Que indicam estes sinais de diabólica dureza? — pergunta São Tomás de Vila Nova. São todos sinais de eterna condenação. Teme, pois, meu irmão, que não te suceda esta desgraça. Se tens algum mau hábito, procura libertar-te agora que Deus te chama. Enquanto sentes mossa na consciência, regozija-te, porque é indício de que Deus ainda não te abandonou. Urge, porém, corrigir-te e sair o mais breve possível desse estado, doutra maneira gangrenar-se-á a ferida e te verás perdido.
 
AFETOS E SÚPLICAS
 
Como poderei, Senhor, agradecer-vos devidamente todas as graças que me haveis concedido? Quantas vezes me tendes chamado, e eu resistido! Em lugar de servir-vos e amar-vos, por me terdes livrado do inferno e chamado com tanto amor, continuei a provocar vossa indignação e corresponder com ofensas. Não, meu Deus, não; muitas vezes vos tenho ofendido, não quero ultrajar mais a vossa paciência. Só vós, que sois a Bondade infinita, pudestes suportar-me até agora. Mas reconheço que, com justa razão, não podereis continuar a suportar-me.

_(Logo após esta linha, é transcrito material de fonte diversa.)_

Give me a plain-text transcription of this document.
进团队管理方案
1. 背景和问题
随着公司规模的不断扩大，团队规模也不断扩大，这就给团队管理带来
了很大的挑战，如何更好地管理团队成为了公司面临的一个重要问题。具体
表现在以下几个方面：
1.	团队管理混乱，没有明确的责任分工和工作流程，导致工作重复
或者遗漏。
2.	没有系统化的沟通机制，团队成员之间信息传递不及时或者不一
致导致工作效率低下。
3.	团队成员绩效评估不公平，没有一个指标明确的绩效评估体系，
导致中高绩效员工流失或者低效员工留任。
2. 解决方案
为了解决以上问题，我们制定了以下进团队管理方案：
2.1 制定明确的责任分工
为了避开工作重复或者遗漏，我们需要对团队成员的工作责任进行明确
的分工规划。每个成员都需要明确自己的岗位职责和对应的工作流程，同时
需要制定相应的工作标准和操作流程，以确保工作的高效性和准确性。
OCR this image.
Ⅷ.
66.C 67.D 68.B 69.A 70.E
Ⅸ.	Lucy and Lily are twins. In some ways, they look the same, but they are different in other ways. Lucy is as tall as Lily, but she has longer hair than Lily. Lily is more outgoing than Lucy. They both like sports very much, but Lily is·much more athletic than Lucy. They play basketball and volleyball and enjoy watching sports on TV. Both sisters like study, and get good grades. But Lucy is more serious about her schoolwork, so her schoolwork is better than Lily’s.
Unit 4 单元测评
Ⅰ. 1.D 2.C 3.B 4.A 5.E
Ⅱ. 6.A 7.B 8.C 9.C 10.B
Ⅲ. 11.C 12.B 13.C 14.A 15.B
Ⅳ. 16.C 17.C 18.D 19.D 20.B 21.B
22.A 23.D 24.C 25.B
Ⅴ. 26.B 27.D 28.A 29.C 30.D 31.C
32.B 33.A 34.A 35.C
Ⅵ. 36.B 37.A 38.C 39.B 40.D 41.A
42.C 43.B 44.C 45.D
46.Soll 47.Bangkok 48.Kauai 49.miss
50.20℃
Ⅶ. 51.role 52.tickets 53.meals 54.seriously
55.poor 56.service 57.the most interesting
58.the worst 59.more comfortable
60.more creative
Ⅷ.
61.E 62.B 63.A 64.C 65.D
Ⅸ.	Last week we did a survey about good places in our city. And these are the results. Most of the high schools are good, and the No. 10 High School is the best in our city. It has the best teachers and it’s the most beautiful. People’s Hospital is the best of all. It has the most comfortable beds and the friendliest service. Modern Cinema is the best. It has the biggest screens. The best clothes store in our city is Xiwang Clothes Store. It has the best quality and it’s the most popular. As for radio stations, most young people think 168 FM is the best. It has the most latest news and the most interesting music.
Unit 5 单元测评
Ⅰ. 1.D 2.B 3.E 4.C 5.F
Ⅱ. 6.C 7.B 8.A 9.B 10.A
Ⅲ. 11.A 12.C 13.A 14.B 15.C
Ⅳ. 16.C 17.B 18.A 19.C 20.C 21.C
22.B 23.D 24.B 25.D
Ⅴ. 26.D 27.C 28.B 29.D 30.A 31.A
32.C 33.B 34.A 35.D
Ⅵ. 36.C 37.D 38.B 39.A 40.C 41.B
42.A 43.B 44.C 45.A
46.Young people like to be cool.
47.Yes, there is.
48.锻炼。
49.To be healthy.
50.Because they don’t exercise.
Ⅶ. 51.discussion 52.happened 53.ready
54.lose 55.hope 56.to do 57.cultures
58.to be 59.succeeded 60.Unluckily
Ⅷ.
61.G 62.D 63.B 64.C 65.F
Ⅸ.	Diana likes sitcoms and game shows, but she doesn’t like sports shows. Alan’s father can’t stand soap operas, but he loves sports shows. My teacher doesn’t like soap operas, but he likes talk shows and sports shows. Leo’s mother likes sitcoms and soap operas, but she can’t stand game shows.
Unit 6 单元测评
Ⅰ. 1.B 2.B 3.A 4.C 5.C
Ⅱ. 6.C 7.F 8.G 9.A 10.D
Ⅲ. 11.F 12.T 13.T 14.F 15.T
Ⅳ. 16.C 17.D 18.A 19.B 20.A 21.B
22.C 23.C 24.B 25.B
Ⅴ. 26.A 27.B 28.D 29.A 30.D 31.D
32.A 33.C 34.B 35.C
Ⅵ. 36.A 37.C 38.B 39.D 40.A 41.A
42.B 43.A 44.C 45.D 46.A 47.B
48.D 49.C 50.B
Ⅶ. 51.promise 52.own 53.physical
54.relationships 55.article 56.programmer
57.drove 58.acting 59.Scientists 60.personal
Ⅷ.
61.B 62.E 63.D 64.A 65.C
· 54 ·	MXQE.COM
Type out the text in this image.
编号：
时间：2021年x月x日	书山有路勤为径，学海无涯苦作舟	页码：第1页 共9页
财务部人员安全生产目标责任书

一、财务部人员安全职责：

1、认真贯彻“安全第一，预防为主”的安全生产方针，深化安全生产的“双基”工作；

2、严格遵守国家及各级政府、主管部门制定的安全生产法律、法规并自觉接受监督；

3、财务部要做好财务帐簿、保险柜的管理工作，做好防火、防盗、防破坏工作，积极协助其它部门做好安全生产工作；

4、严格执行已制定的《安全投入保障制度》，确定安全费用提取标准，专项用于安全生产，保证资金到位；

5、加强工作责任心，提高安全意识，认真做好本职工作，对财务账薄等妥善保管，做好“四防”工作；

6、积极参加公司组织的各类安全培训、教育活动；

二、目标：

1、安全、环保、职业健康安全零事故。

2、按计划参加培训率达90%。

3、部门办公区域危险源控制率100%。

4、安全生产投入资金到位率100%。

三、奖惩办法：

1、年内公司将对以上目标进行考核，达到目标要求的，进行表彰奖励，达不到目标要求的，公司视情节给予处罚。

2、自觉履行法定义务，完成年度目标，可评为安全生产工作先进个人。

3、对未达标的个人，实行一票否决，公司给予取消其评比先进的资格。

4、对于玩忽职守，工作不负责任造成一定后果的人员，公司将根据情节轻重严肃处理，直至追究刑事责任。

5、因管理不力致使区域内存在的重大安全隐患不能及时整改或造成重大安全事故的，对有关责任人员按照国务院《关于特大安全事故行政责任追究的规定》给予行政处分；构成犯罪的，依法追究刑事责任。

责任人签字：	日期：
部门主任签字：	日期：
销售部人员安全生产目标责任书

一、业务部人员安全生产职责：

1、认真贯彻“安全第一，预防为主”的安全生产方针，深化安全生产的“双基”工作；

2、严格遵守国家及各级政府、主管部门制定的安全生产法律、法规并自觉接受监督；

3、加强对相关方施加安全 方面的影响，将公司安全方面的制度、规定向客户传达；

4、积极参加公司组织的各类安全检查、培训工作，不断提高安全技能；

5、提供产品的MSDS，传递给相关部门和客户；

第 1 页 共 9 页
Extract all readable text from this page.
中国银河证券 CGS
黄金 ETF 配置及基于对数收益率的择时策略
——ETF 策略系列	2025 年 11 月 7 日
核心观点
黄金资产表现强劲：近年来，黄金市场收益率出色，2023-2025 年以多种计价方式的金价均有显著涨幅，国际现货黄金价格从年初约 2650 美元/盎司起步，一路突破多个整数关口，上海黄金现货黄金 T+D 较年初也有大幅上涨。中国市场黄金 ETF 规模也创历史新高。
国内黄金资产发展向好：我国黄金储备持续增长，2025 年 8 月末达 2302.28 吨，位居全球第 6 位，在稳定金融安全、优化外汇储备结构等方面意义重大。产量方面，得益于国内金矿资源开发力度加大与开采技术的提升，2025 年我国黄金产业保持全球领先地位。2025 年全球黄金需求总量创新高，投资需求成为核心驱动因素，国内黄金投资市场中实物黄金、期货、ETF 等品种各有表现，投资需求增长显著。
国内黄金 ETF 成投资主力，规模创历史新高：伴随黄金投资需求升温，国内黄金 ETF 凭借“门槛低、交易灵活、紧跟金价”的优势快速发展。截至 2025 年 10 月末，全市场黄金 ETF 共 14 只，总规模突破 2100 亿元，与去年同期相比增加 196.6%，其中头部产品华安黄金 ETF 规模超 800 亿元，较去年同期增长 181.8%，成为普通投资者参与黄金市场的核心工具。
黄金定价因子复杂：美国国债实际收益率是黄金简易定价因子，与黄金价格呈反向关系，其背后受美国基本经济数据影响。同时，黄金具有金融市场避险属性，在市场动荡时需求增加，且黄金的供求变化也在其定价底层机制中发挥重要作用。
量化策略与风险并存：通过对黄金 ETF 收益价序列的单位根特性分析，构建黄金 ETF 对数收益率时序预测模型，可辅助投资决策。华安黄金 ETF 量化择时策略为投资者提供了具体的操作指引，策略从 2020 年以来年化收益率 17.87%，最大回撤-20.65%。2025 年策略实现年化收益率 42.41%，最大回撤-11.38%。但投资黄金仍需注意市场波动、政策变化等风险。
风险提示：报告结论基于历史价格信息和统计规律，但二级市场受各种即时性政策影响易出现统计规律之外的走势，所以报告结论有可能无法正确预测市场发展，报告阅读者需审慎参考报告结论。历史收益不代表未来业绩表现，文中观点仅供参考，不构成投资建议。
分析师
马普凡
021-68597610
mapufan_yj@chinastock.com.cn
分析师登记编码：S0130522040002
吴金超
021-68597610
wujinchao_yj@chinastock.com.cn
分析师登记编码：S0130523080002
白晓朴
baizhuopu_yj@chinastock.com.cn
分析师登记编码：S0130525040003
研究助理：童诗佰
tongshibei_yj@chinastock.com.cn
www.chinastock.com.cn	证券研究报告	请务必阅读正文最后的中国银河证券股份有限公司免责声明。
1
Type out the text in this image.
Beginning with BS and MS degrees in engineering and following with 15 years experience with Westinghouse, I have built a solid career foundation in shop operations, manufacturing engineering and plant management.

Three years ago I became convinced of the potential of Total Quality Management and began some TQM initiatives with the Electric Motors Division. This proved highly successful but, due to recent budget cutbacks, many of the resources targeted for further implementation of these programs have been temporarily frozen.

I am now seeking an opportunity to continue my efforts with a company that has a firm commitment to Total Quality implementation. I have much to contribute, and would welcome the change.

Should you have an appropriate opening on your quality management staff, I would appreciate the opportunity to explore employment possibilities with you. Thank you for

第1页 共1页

Perdoai-me, pois, meu Senhor e Sumo Bem, todas as ofensas que vos fiz. De todo o coração me arrependo e proponho não tornar a injuriar-vos...
Porventura, hei de continuar a ofender-vos?... Aplacai-vos, portanto, Deus de minha alma, não pelos meus merecimentos, que somente valem para o castigo eterno, mas pelos merecimentos do vosso Filho, meu Redentor, nos quais deposito minha esperança. Pelo amor de Jesus Cristo, recebei-me na vossa graça e dai-me a perseverança no vosso amor. Desprendei-me dos afetos impuros e atraí-me inteiramente a vós. Amo-vos, soberano Senhor, excelso, amante das almas, digno de infinito amor... Oh, se vos tivesse amado sempre!...
Maria, nossa Mãe, fazei que não empregue o restante da minha vida em ofender vosso divino Filho, mas somente em amá-lo e chorar os pecados que hei cometido.